When you change number1 to double, you need to remember to change the formatting string in scanf(), too, while with IO streams the compiler will figure out everything for you. With streams and C++' strings, containers and other data structures, it's much harder to do something that compiles, but invokes the dreaded Undefined Behavior at run-time.
Also note that you do not check whether your inputting operations succeed. What happens if I invoke your program, and instead of passing it numbers, I enter non-digits? Never use input from users, files, or other externals sources unverified.
With IO streams, the input operator >> returns (a reference to) the stream, and you can use streams as if they were booleans, so you can do
if(std::cin >> number1)
// input succeeded
or
if( !(std::cin >> number2) ) // note the negation operator !
// input error
to check.
Streams enter a bad state internally after input/output errors. Any further IO operations will fail on a stream that had encountered an error. Therefore, if you want, you can delay input verification until all input operations are done:
std::cout << "Enter number 1 please:";
std::cin >> number1;
std::cout << "Enter number 2 please:";
std::cin >> number2;
if(!std::cin)
// input error
However, remember to always verify input before you first use it.
Note that I didn't check the output for errors. That's because it's hard to imagine something going wrong with output to the console. (And what would you do about it? Print an error message?) However, if you write into a file, remember to check output, too. It's easy for a file operation to go wrong.
In answer to your modified question it is because you are using ints for division. Change int sum to float sum and everything should be fine.

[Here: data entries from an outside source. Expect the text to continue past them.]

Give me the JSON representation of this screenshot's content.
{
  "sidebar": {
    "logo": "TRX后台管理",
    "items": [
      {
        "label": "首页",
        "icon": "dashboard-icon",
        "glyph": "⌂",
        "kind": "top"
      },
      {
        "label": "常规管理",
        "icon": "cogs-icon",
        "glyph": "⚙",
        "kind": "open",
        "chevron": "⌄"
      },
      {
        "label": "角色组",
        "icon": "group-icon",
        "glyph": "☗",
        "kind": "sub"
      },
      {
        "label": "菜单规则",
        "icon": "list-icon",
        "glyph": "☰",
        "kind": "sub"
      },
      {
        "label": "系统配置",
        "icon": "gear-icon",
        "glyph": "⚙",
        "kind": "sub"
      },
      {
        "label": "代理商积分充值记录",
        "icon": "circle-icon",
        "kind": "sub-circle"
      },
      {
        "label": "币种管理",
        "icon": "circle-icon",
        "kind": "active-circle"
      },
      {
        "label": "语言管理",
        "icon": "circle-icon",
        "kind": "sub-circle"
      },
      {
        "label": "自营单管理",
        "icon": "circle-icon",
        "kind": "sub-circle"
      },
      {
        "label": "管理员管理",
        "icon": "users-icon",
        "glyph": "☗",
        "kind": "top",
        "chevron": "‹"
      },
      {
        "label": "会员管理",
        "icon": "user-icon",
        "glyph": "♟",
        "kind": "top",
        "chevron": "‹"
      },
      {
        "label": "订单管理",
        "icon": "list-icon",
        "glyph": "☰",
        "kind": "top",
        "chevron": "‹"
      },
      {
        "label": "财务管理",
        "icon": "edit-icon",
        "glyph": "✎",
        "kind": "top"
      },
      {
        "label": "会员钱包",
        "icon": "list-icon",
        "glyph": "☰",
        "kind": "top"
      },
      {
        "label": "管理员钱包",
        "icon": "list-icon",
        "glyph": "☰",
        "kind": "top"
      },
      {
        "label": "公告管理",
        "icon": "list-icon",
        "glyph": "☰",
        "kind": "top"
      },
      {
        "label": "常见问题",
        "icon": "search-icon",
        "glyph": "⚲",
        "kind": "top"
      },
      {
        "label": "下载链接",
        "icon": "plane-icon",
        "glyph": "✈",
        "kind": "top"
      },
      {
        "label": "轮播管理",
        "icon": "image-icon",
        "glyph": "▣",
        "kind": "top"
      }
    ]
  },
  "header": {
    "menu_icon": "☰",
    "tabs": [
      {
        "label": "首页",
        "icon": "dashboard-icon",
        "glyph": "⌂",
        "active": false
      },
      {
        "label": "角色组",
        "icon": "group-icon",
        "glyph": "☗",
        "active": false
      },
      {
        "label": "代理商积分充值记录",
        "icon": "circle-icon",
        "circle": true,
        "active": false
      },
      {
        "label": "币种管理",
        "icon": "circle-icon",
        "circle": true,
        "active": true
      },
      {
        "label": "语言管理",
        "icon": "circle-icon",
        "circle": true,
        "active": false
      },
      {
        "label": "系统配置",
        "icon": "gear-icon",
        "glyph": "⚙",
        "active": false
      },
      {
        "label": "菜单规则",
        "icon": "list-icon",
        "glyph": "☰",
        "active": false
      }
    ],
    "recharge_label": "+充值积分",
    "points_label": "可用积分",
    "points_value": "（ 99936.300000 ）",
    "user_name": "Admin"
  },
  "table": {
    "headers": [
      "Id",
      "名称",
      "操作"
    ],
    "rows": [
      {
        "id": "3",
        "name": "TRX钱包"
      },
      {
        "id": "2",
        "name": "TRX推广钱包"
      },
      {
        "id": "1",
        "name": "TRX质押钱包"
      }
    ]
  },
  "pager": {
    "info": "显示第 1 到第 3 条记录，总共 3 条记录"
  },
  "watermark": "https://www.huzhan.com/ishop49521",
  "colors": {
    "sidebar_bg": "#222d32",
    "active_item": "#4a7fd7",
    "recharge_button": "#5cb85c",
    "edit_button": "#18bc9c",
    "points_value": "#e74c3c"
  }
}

To answer your modified question: you're using the %f printf() format with an int, and that doesn't work. If you want to print out floating-point, you need to pass a double. You could print out (double)sum / 2 or even sum / 2.0, both of which yield doubles. (No, a float doesn't work the same for a variadic function like printf().) As it is, you're passing what is probably a four-byte type and telling printf() to treat it as an eight-byte type of different format, so it's no wonder you're not getting the expected results.
Alternately, you could switch to C++ iostreams, which save you the problem of matching types and knowing the default promotions. You'd still get an integer from sum/2, and that would drop any one-half, but it would be the right result.